Identify Macro processes

Under each macro process, identify multiple Micro processes

Now undertake Value Chain Analysis

See whether certain processes that exist are really required or can be done away with.
James,

Well, first I think referring to this as a "value analysis project" or surmising that the Value Analysis methodology is appropriate for this kind of question set isn't accurate. VA and it's counterpart, FAST, tend to be frameworks for NPD relative to improving product design / lowering costs. I may be wrong, but I'll bet your scenario involves the contribution a services and/or consulting business adds to a predominately HW focused unit?
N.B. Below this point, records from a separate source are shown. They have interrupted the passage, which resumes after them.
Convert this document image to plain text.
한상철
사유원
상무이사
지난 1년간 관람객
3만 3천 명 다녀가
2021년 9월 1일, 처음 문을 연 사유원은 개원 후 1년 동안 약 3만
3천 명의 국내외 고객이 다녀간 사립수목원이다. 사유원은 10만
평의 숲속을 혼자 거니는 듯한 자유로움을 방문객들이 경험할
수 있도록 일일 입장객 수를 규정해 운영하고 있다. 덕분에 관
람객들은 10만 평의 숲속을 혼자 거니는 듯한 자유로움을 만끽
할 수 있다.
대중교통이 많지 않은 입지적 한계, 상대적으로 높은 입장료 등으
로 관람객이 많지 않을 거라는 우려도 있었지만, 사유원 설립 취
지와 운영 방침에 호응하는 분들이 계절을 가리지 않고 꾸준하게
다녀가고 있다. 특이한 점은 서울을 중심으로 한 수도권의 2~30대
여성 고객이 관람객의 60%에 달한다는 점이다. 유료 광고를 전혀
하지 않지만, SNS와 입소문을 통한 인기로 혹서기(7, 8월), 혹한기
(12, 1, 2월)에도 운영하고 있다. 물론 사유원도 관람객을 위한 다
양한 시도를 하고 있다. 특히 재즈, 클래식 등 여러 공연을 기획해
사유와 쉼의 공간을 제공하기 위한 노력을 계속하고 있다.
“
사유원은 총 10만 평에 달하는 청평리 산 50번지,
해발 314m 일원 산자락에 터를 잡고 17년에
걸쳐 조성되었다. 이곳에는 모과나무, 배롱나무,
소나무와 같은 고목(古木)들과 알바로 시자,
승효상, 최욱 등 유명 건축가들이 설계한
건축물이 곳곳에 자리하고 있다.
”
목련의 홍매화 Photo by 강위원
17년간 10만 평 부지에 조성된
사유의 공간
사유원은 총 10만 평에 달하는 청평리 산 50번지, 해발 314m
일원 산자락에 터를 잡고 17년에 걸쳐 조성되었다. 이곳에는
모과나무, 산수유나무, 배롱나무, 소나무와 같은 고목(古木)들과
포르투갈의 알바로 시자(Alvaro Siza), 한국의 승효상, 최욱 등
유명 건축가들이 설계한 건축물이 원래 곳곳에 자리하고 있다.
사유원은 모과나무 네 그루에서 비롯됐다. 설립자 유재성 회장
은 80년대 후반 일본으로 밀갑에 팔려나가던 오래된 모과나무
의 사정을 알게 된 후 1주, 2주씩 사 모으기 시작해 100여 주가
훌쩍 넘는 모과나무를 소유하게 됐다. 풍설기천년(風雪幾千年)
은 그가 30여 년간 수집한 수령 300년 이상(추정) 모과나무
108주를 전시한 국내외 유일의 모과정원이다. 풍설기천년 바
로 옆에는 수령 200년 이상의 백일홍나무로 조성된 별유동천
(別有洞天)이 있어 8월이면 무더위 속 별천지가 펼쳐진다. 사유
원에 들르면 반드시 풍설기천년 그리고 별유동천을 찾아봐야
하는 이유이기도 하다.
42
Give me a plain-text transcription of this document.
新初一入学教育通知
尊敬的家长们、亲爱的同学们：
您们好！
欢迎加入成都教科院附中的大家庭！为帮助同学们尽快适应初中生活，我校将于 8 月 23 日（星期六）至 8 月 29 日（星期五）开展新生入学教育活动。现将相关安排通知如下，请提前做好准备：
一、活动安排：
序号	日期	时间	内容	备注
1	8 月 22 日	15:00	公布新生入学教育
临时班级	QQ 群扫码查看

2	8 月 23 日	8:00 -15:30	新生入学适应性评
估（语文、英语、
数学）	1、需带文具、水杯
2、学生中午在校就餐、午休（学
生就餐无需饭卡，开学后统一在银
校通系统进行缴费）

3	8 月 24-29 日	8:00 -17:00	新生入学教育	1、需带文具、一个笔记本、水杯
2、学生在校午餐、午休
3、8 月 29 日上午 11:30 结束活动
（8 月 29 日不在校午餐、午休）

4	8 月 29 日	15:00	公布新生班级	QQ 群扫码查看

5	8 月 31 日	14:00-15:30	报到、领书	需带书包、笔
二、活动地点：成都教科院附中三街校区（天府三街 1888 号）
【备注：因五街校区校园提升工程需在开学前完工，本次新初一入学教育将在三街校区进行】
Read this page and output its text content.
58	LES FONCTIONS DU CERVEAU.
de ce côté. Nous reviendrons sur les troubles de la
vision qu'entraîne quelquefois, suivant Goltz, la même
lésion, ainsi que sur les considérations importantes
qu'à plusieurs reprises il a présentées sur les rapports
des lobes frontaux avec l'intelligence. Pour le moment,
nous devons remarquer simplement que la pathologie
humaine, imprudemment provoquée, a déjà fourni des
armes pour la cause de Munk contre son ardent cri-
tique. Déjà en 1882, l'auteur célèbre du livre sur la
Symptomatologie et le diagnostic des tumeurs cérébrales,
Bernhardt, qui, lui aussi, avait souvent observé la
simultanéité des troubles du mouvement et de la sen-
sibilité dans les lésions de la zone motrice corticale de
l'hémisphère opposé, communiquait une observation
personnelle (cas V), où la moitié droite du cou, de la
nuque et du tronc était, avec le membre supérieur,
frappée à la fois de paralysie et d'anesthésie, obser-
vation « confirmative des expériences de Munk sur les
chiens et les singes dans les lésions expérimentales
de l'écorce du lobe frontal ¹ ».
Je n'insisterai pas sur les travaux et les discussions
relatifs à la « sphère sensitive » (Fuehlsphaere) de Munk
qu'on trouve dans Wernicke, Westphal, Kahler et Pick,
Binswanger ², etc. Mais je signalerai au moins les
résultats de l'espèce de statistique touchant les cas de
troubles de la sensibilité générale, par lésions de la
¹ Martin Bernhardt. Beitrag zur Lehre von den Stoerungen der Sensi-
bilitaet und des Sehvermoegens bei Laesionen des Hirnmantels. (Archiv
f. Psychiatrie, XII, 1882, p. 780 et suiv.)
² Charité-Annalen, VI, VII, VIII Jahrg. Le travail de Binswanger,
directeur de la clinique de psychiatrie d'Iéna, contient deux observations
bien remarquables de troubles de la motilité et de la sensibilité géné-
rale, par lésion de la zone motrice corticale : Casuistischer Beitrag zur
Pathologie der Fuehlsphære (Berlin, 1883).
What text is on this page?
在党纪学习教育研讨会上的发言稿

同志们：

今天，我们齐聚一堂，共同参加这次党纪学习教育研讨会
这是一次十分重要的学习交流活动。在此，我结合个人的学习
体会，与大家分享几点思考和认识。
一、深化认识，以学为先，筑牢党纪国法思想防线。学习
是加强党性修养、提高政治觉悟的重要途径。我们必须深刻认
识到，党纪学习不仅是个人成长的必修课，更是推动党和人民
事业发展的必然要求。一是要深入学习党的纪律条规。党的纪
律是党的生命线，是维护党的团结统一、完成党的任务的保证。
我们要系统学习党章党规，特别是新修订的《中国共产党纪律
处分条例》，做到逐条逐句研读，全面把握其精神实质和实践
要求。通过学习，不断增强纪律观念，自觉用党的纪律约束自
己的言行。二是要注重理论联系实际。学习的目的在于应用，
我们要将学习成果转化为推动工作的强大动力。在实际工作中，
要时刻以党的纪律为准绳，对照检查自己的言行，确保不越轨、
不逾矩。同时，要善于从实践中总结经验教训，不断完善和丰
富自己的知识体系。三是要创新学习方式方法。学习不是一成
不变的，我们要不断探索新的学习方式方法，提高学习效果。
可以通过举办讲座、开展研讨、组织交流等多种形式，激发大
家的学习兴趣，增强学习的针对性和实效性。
That said and if this is the case, I may be able to assist you as I've had to conduct precisely this type of analysis prior on a competitor with a largely HW driven business, but that also happened to have a "vertically focused services arm" with depth in industry specific work-flows/applications. Point is, it was generally surmised that this separate "services arm" generated a lot of purely services dollars with high profits, helped the mainline HW focused business units ultimately sell more HW, as well as "pull" SW as the result of the value added consulting from the services arm. Okay so that was my challenge, and if yours is similar maybe this will help:

1) Starting here- what was happening in the 2 HW specific business units? Publicly available syndicated market research indicated unit sales were still in decline, as were average selling prices per unit and from a top level, and they weren't gaining share versus other competitors nor were the business unit revenues or profits growing. They were all down.

2) What was happening in the illustrious Services unit? They were also shrinking in terms of revenue and profit, and well because they didn't look so good standing on their own anymore --they got rolled into the HW division revenues to generally obscure this fact.

3) Now for the deeper dive since we know what is happening from a top level..what was the mix in some of their actual deals to start teasing things out? This took getting some proposals, knowing which they won and which they lost, what the pieces and parts of the deal were etc. What became apparent was that they were rolling in the SW and consulting services, and it was comprising a part of most deals. However, additional HUM-INT indicated in a great many cases they were almost giving the "g category" SW away and were not getting paid on the "g category" consulting services! Oops! When they did get paid for the consulting piece this happened only for the "p" category, and the margin in only some instances was higher than for the "p" HW with basic S/S. This was verified by getting hands on a copy of their pricing model for certain "p" services and already knowing what the HW margins were. When they could sell "p" SW, it was highly profitable but not enough to offset "p category" HW unit and basic S/S declines. So, whew I think we have now refuted many of the top level assumptions...

4) So with a lot of the financial assumptions solidly refuted, does the SW and consulting services REALLY help pull the HW? This was also a HUMINT gathering exercise. For both categories the answer was YES, but for the g category they couldn't get paid for the consulting and only rarely did they sell the SW- giving it away more often- but they would have lost deals without both pieces. For "p" the consulting was absolutely necessary and led to the win, and they did get paid for it but it wasn't always a heck of a lot more profitable than the base HW and basic S/S. The SW was far more profitable and did indeed pull the HW.

5) If you go get the aforementioned data and do a similar analysis, you should be able to answer your Q1, Q3. Q2 will likely require some VoC data which your client may or may not have but that can be attained by direct customer inquiry.